Sabato 12 maggio 2000    scrivimi@mauriziopistone.it    strenua nos exercet inertia    Hor.

Anastrofe o inversione

Luca Serianni
Italiano
Grammatica, Sintassi, Dubbi
UTET 1988 / Garzanti Libri 2000
Cap. II p. 68

41. L’anteposizione (o «inversione») del complemento oggetto rispetto al soggetto e al predicato, talvolta con il soggetto in posizione finale, è una delle più comuni caratteristiche di enfasi stilistica della lingua letteraria, in particolare nella poesia antica e moderna. Basterà un solo esempio: «O miseri o codardi / figliuoli avrai. Miseri eleggi. Immenso / tra fortuna e valor dissidio pose / il corrotto costume» (Leopardi, Nelle nozze della sorella Paolina,16-19).


Anacoluto

Luca Serianni
Italiano
Grammatica, Sintassi, Dubbi
UTET 1988 / Garzanti Libri 2000
Cap. XIV pp. 371-372

10. Col tradizionale termine di anacoluto (dal greco anakólouthos ’che non segue, inconseguente’) ci si riferisce alla frattura di una sequenza sintattica, a un’irregolarità nella costruzione della frase, a un «cambio di progetto» che interviene nel corso della strutturazione del discorso (per servirci di un’espressione adoperata dalla linguistica testuale).

Il concetto di «anacoluto» presta il fianco a facili critiche, e ad una, in particolare: l’irregolarità, la deviazione rispetto a una norma codificata spesso ha valore solo relativo, per una data fase storica e per un dato livello di lingua. Oggi risulterebbe «anacolutico» un fenomeno come la paraipotassi, che era invece «normale» nell’italiano dei primi secoli (variabile diacronica); e ancora, un costrutto fondato sul che polivalente (per il quale cfr. XIV.82; ad esempio: «mangia che ti fa bene»), improprio nel registro elevato, sarebbe però adeguato nel registro informale e nell’uso letterario che ricerchi la mimèsi dell’oralità (variabile diafasica).

Ricorderemo un solo tipo di anacoluto, che è forse quello più caratteristico e frequente, ben rappresentato nell’italiano scritto da semicolti (il cosiddetto «italiano popolare») e nella prosa che lo riproduca.

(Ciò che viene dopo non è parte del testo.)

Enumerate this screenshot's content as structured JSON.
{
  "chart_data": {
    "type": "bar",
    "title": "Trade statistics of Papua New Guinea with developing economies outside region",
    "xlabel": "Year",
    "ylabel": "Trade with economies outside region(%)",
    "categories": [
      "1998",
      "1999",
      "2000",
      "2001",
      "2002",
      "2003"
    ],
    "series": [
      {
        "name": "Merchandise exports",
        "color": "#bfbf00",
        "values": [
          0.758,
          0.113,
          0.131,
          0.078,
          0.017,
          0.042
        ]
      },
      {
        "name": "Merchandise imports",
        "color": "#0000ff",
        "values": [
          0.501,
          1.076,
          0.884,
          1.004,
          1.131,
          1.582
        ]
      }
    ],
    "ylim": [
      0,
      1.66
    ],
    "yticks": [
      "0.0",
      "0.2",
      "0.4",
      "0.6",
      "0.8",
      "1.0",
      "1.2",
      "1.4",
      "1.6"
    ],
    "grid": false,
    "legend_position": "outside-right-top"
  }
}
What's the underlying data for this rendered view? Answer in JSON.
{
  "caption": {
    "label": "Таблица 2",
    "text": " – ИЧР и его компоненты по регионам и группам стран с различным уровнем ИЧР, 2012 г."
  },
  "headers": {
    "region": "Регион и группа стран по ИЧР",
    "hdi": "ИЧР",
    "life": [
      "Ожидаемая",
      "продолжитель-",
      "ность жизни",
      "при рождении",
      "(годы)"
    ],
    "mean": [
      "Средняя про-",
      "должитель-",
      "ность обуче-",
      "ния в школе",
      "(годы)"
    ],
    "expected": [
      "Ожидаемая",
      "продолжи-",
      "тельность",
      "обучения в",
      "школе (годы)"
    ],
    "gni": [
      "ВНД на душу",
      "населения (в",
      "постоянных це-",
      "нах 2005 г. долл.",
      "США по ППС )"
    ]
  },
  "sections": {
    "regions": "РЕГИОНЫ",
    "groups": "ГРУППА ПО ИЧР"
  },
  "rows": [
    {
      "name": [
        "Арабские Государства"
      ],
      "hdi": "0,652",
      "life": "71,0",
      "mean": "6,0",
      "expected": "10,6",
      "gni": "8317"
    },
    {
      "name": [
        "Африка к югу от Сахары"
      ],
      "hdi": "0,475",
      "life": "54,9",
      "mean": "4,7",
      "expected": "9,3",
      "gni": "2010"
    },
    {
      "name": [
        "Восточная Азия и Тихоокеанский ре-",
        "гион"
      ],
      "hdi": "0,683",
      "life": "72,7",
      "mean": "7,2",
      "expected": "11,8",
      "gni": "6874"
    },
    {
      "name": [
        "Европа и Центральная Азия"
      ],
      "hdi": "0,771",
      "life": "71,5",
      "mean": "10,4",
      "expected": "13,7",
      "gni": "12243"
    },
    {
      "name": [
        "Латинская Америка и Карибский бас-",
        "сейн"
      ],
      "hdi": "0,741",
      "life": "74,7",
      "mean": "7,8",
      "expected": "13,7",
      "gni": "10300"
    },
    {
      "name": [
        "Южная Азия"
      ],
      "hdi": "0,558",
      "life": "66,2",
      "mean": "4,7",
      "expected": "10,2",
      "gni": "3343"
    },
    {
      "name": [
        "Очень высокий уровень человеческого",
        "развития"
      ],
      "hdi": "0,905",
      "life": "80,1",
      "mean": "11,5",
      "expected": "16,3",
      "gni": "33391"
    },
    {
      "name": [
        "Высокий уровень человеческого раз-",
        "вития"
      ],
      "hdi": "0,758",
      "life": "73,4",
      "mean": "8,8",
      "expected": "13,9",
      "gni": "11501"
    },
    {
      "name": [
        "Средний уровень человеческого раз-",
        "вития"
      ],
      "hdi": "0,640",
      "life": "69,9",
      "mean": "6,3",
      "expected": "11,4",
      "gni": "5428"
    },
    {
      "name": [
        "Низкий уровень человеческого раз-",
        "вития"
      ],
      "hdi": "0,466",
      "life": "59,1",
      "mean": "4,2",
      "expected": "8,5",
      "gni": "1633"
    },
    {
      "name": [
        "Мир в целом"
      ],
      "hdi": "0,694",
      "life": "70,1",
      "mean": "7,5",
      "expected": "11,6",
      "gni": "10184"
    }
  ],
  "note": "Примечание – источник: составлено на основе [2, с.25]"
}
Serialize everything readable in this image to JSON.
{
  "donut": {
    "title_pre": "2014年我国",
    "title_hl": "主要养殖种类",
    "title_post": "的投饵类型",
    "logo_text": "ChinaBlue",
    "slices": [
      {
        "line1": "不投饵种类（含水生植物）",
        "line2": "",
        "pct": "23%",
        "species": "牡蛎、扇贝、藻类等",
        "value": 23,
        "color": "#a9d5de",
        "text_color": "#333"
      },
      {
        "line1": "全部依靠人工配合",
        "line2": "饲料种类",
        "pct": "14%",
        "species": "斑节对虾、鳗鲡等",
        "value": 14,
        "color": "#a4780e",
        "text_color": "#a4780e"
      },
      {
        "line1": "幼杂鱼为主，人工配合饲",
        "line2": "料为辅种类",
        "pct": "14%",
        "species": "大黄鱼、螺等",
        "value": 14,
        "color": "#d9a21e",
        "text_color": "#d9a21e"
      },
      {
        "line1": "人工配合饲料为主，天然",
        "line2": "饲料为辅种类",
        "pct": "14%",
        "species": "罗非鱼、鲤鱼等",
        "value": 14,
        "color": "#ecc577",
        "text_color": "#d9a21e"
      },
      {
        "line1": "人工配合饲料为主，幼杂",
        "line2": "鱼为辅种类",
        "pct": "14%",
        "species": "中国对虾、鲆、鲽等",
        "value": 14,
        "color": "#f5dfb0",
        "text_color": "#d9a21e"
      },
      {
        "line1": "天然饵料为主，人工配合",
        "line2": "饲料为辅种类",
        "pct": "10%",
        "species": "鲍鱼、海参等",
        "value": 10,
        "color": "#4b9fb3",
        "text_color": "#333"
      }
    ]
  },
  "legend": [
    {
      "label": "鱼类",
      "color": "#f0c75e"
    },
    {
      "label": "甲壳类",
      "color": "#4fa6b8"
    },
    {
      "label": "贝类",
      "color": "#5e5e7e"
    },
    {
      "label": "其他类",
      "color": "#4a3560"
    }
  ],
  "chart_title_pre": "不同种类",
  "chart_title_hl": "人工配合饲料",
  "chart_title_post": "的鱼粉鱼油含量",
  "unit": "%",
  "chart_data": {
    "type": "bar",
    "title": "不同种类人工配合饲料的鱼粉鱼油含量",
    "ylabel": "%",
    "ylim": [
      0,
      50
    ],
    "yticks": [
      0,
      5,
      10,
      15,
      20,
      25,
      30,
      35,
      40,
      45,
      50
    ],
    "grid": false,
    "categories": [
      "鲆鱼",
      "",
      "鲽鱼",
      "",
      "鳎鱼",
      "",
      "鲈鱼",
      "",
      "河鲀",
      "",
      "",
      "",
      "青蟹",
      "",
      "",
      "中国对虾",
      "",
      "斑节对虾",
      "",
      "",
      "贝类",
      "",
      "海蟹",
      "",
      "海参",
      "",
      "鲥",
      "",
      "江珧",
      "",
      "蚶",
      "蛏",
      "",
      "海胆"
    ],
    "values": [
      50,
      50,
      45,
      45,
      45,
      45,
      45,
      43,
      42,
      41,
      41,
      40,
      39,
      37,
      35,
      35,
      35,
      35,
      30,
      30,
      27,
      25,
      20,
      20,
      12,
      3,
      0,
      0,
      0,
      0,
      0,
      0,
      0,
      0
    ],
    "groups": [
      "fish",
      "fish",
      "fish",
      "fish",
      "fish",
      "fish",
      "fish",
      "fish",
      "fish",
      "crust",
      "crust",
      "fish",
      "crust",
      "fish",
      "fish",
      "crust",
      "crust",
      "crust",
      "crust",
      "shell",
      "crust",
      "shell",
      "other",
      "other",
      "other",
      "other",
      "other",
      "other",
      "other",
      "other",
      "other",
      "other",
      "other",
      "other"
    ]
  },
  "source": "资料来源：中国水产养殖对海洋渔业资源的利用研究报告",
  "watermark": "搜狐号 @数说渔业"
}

Si tratta dell’anacoluto che nasce dall’impulso ad «esprimere la preminenza del soggetto logico, ponendolo in primo piano, ad apertura di frase, e subordinandovi, poi [ ...], il discorso che intorno al soggetto si muove» (CORTELAZZO 1972: 139; di qui i due esempi seguenti): «io il morale è alto e sono sempre allegro», «ma quel lavoro non vi fu baruffe».

Ed ecco tre esempi di scrittori in cui la movenza sintattica colloquiale è sfruttata con consapevolezza artistica: «quelli che moiono, bisogna pregare Iddio per loro» (Manzoni, I Promessi Sposi, XXXVI 30); «il primo che va in giro di notte gli faremo la pelle» (Verga, Novelle, I 249); «io, la mia patria or è dove si vive» (Pascoli, Romagna, 51).

Non rara la presenza di anacoluti di questo tipo nei proverbi, che spesso cristallizzano un detto popolare: «Chi pecora si fa, il lupo se la mangia», «Chi s’aiuta, Iddio l’aiuta», «Tanti galli a cantar non fa mai giorno», ecc.